I think that may be the interesting bit. Because it’s a weird number.
Let’s assume someone is a capital billionaire, who inherited Daddy’s packet of money and is just living off the dividends/interest/rents. Everything’s in long-term investments, nothing gets messed with, and everything gets taxed at the long-term capital gains rate (which was 15% in 2005). With a billion bucks producing the average good ROI of 10%, that means $100M in income, of which the Feds get 15% ($15M) and our nominal billionaire has $85M a year to roll around in, pay rent, buy stupid shoes, pay the assholes who manage the packet and put children through college. Easy enough to do, with a tax rate of 15%. This someone could literally do nothing with his days but smoke bowls and eat Cheetos and would still be exceedingly comfortable.
Let’s assume this someone is not capable of sitting still and bong-hitting his way through $85M a year. Our someone gets a limited run TV show that pays $3M an episode for 14 episodes a year. That will be taxed at the income rate, which in 2005 was either 39%, or the 35% AMT rate, paying $14.7M on $42M. Assume the lower, which puts gross total income at $142M a year, total tax bill of $29.7M, and pushes the tax rate up to 20% total.

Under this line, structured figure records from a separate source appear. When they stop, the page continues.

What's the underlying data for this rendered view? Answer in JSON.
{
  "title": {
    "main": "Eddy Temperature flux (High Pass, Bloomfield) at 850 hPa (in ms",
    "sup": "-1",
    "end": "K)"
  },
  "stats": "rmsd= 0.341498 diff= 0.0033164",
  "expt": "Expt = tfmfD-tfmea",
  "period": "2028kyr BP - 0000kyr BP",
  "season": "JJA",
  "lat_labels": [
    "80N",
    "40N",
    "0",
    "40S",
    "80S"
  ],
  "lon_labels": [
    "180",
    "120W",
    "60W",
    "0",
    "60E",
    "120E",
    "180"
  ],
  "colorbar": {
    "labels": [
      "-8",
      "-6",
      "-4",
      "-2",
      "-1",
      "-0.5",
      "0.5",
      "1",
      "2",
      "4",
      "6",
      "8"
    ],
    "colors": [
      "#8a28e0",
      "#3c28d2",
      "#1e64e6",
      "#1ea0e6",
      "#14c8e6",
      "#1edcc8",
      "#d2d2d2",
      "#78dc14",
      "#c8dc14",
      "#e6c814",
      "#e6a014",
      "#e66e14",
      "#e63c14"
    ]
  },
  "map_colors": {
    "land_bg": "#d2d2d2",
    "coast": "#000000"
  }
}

So… that other $8M in income, $8.3M in taxes and and 5% on the tax rate that comes from… where? Short-term capital gains? Churn? Russian suitcases full of money? But 2005 was a dog of a stock-market year – it lost 200 points between Jan 1 and Dec 31 and was all over the trend map, up to 10,800, down to 10,100. Credit was tight, money was expensive because that was year 3 of Shrub’s War on Nouns and we were looking at a mini-recession. Real estate was janky that year – while the middle class was fine on regular fixed, insured mortgages, the luxury buyers were in a credit crunch. (Also, if this was a normal to better than average year for Cheeto-duster, then he’s barely an asset billionaire, and not anywhere close to an income billionaire. He’s not in the same class with Gates, Musk, Buffett or Soros, and he’s nowhere near the oligarchs’ playground. Which may be what’s gotten him and us into this quagmire. He really wants to be on that team, and a classless trust-funder from Queens just doesn’t play at that level.) I doubt the extra funds and taxation were entirely short-term gains given that it was a bad year, and there’s a fairly large write-down in there to account for, as well. Given that developers usually are leveraged up to their eyebrows, if not their hairlines, how much damage did a credit crunch do? Is that why we’re getting 2005 now, because it’s the best of the bad lot?
I don’t know what the hole is, but there is a hole in these numbers.